Они ели молча. Сладкий сок пощипывал Нинин язык. Во рту разлилось немыслимое блаженство, а в голову закралась беспокойная мысль: «А где та красивая женщина?»
Съев последнюю дольку, мужчина улыбнулся так, словно они вместе участвовали в какой-то шалости. Улыбка была безмятежной, почти мальчишеской. Взрослые так не улыбаются. Казалось, беды и голод никогда не касались этого человека. Даже небольшая неровность зубов не портила общее впечатление от его красоты, а Нина находила в этом определенный шарм.

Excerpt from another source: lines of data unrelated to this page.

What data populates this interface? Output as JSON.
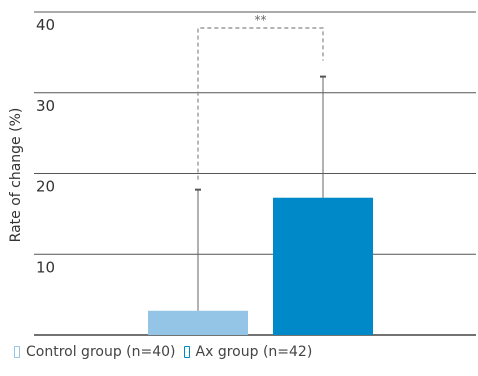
{
  "chart_data": {
    "type": "bar",
    "categories": [
      "Control group (n=40)",
      "Ax group (n=42)"
    ],
    "values": [
      3,
      17
    ],
    "error_upper": [
      18,
      32
    ],
    "colors": [
      "#94c4e6",
      "#0089c8"
    ],
    "ylabel": "Rate of change (%)",
    "yticks": [
      10,
      20,
      30,
      40
    ],
    "ylim": [
      0,
      40
    ],
    "significance": {
      "label": "**",
      "between": [
        0,
        1
      ]
    },
    "legend": [
      {
        "label": "Control group (n=40)",
        "color": "#94c4e6"
      },
      {
        "label": "Ax group (n=42)",
        "color": "#0089c8"
      }
    ],
    "legend_position": "bottom-left",
    "grid": true
  }
}
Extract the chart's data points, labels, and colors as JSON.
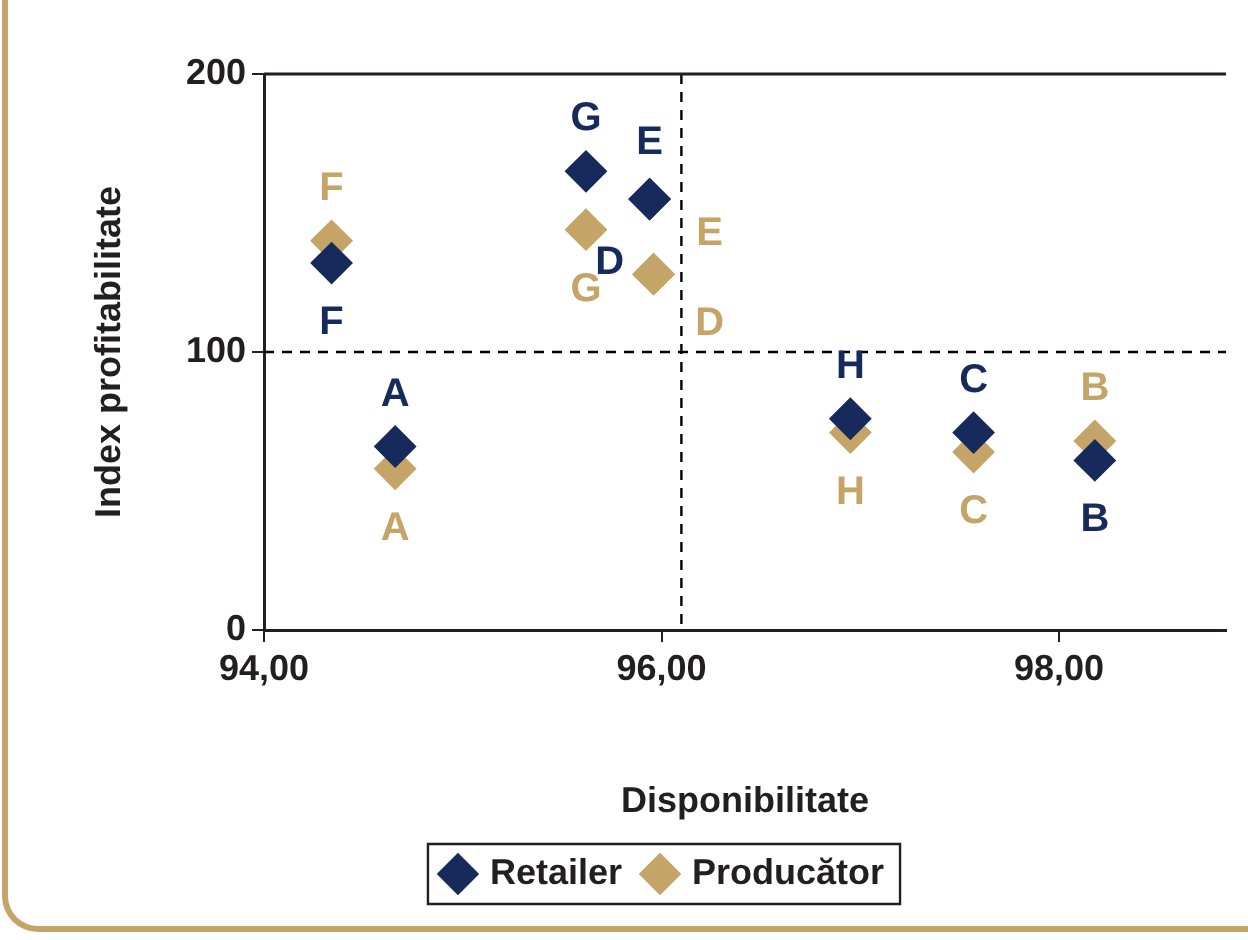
{
  "chart_data": {
    "type": "scatter",
    "xlabel": "Disponibilitate",
    "ylabel": "Index profitabilitate",
    "xlim": [
      94,
      98.84
    ],
    "xticks": [
      {
        "value": 94,
        "label": "94,00"
      },
      {
        "value": 96,
        "label": "96,00"
      },
      {
        "value": 98,
        "label": "98,00"
      }
    ],
    "ylim": [
      0,
      200
    ],
    "yticks": [
      0,
      100,
      200
    ],
    "grid": false,
    "legend": "bottom",
    "marker": "diamond",
    "series": [
      {
        "name": "Retailer",
        "color": "#172a5c",
        "x": [
          94.66,
          98.18,
          97.57,
          95.94,
          95.94,
          94.34,
          95.62,
          96.95
        ],
        "values": [
          66,
          61,
          71,
          155,
          155,
          132,
          165,
          76
        ],
        "value_labels": [
          "A",
          "B",
          "C",
          "D",
          "E",
          "F",
          "G",
          "H"
        ]
      },
      {
        "name": "Producător",
        "color": "#c4a467",
        "x": [
          94.66,
          98.18,
          97.57,
          95.96,
          95.96,
          94.34,
          95.62,
          96.95
        ],
        "values": [
          58,
          68,
          64,
          128,
          128,
          140,
          144,
          71
        ],
        "value_labels": [
          "A",
          "B",
          "C",
          "D",
          "E",
          "F",
          "G",
          "H"
        ]
      }
    ],
    "ref_lines": [
      {
        "axis": "y",
        "value": 100,
        "color": "#000000",
        "line_style": "dashed"
      },
      {
        "axis": "x",
        "value": 96.1,
        "color": "#000000",
        "line_style": "dashed"
      }
    ]
  }
}
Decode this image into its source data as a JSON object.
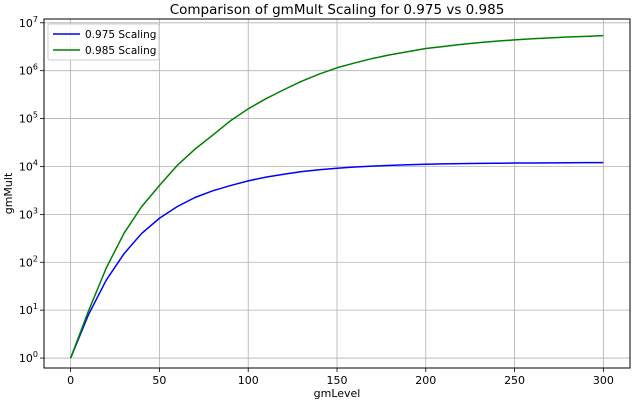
{
  "chart_data": {
    "type": "line",
    "title": "Comparison of gmMult Scaling for 0.975 vs 0.985",
    "xlabel": "gmLevel",
    "ylabel": "gmMult",
    "xlim": [
      -15,
      315
    ],
    "ylim": [
      0.62,
      12000000
    ],
    "yscale": "log",
    "grid": true,
    "legend": "top-left",
    "x_ticks": [
      0,
      50,
      100,
      150,
      200,
      250,
      300
    ],
    "x_tick_labels": [
      "0",
      "50",
      "100",
      "150",
      "200",
      "250",
      "300"
    ],
    "y_ticks": [
      1,
      10,
      100,
      1000,
      10000,
      100000,
      1000000,
      10000000
    ],
    "y_tick_labels": [
      {
        "base": "10",
        "exp": "0"
      },
      {
        "base": "10",
        "exp": "1"
      },
      {
        "base": "10",
        "exp": "2"
      },
      {
        "base": "10",
        "exp": "3"
      },
      {
        "base": "10",
        "exp": "4"
      },
      {
        "base": "10",
        "exp": "5"
      },
      {
        "base": "10",
        "exp": "6"
      },
      {
        "base": "10",
        "exp": "7"
      }
    ],
    "series": [
      {
        "name": "0.975 Scaling",
        "color": "#0000ff",
        "x": [
          0,
          10,
          20,
          30,
          40,
          50,
          60,
          70,
          80,
          90,
          100,
          110,
          120,
          130,
          140,
          150,
          160,
          170,
          180,
          190,
          200,
          210,
          220,
          230,
          240,
          250,
          260,
          270,
          280,
          290,
          300
        ],
        "y": [
          1,
          8.0,
          42,
          150,
          400,
          830,
          1450,
          2250,
          3100,
          4000,
          5000,
          6000,
          6900,
          7800,
          8550,
          9200,
          9750,
          10200,
          10550,
          10850,
          11100,
          11300,
          11450,
          11600,
          11700,
          11800,
          11850,
          11900,
          11950,
          12000,
          12000
        ]
      },
      {
        "name": "0.985 Scaling",
        "color": "#008000",
        "x": [
          0,
          10,
          20,
          30,
          40,
          50,
          60,
          70,
          80,
          90,
          100,
          110,
          120,
          130,
          140,
          150,
          160,
          170,
          180,
          190,
          200,
          210,
          220,
          230,
          240,
          250,
          260,
          270,
          280,
          290,
          300
        ],
        "y": [
          1,
          9.5,
          75,
          400,
          1450,
          4000,
          10500,
          23000,
          45000,
          90000,
          160000,
          260000,
          400000,
          600000,
          850000,
          1150000,
          1450000,
          1800000,
          2150000,
          2500000,
          2900000,
          3200000,
          3550000,
          3850000,
          4150000,
          4400000,
          4650000,
          4850000,
          5050000,
          5200000,
          5400000
        ]
      }
    ]
  }
}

Набравшись храбрости, она тихонько спросила:
— Почему все расходятся?
Незнакомец едва сдержал смех.
— Вы, похоже, новичок на таких мероприятиях? — Понизив голос, он добавил: — Так заведено: приход обязателен, затем все напиваются по полной, а после десерта расходятся.
Откровенность мужчины придала Нине храбрости.
— А как же голландские гости…
— Вы и сами знаете, что дружелюбие по отношению к иностранцам чревато…
У мужчины был такой вид, словно он только что выдал остроумнейшую фразу.
— А-а, Виктор Алексеевич, вот вы где!
К ним подошел Владимир Фролов из политпросвета. Нина часто видела его в театре. Невысокий мужчина с мужественным, всегда улыбающимся лицом. Разделенные пробором волосы. Седина на висках.
— Мои поздравления! А-а, Бабочка, и вы здесь! Добрый вечер! Как замечательно, что вы еще не ушли! — Фролов взял ее руку, которая пахла мандарином, и поцеловал.
— Полностью с вами согласен, — сказал Виктор.
— Вы знаете, что последний сборник нашего общего друга, — обратился Фролов к Нине, — удостоился наивысших похвал?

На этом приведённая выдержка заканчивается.